梢の家に着くと、父親の山上教授がすぐに玄関までやって来た。
「梢っ。いったい何が?」
「えぇと・・・」
「今日は病院の日で、私も妻もついていってやることができずに一人で行ったんだ。なかなか帰ってこないから心配して、妻がちょうど病院まで向かったところなんだよ」
言葉を探す多加弥の横から由起葉が出た。
「梢ちゃん薬が効きすぎちゃったみたいで。私一緒に帰ってきたんですけど、薬の作用のせいか途中で寝ちゃったんです。一人じゃ運べなかったからタカヤを呼んだりしてるうちに遅くなってしまって。心配かけてすみません」
「そうなんですか。いや、こちらこそご迷惑を。タカヤ君も梢を連れてきてくれてありがとう。妻にもすぐ連絡して戻ってきてもらいます」
山上教授は多加弥から梢を受け取った。
「よかったですね。薬、すごく効いたみたいですよ」
「えっ」
「私、梢ちゃんと同じ病院に通ってるんです。ユキハといいます。梢ちゃんによかったねって、伝えておいてください」
山上教授は梢の手や足に視線を落とした。そこで初めて痣が消えていることに気付く。
「あ、あの」
「今日はこれで失礼します。お大事に」
由起葉は頭を下げて背を向けた。多加弥も同じように去ろうとして、呼び止められる。
「タカヤ君」
「はい」
「また・・・。またいつでも遊びにおいで」
「はい。ありがとうございます」
多加弥はにっこりと笑い返した。山上教授はほっとした顔を見せる。空白の時間はこれからゆっくりと埋まっていくだろう。

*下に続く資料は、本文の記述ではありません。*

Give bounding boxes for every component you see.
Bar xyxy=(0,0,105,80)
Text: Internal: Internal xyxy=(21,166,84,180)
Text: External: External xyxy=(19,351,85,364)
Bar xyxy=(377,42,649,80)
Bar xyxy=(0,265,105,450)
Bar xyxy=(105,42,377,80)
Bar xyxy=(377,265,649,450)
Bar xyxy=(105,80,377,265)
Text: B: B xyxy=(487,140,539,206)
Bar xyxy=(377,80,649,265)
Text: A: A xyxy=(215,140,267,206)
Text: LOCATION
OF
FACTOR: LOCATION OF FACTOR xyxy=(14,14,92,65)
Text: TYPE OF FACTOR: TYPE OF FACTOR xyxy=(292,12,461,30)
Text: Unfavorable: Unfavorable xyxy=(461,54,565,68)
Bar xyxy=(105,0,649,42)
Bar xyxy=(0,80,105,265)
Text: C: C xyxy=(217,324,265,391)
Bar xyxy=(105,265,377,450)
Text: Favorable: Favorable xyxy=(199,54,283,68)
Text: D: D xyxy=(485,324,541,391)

外はもうすっかり暗くなっていた。二人でふらふらと歩きながら、冷たくなった風を感じていた。
「とっさにあんなこと言えるなんて、すごいね」
「え?」
「梢ちゃんのこと」
「あぁ。薬の話は嘘だけど、病院で一緒になったのは本当なの。梢ちゃん、体中に痣みたいな跡ができてて、それを診てもらってたみたいでさ・・・」
由起葉は足を止めた。思い詰めた顔になる。
「タカヤ。いったい何をしたの?」
「何って?」
「だって、その・・・あのとき見えてた、よね?」
「ユキハ」
多加弥はゆっくり近付くと、由起葉をそっと抱きしめた。
「俺を生かしてくれたのはユキハなんだね。ありがとう。今まで俺は、何も知らずにユキハを独りにさせてたんだ。これからはユキハの足りないところを俺が補っていくから」
「タカヤ・・・何で?」
「フキっていう男と会ったんだ。左腕と引き替えに契約もした」
「どうしてっ」
「生身の腕じゃユキハを守れないからだよ。俺はユキハを失うわけにはいかないんだ。俺の手で守れるなら、腕の一本くらい惜しくない」
「タカヤ・・・」
由起葉は涙がこぼれた。
「なんでなのかな。苦しいのに・・・うれしい」
多加弥はその涙を拭うと、静かにキスをした。
「好きだよ、ユキハ。もう独りにさせないから」
多加弥のささやきは、夜の闇の中で由起葉を優しく包んだ。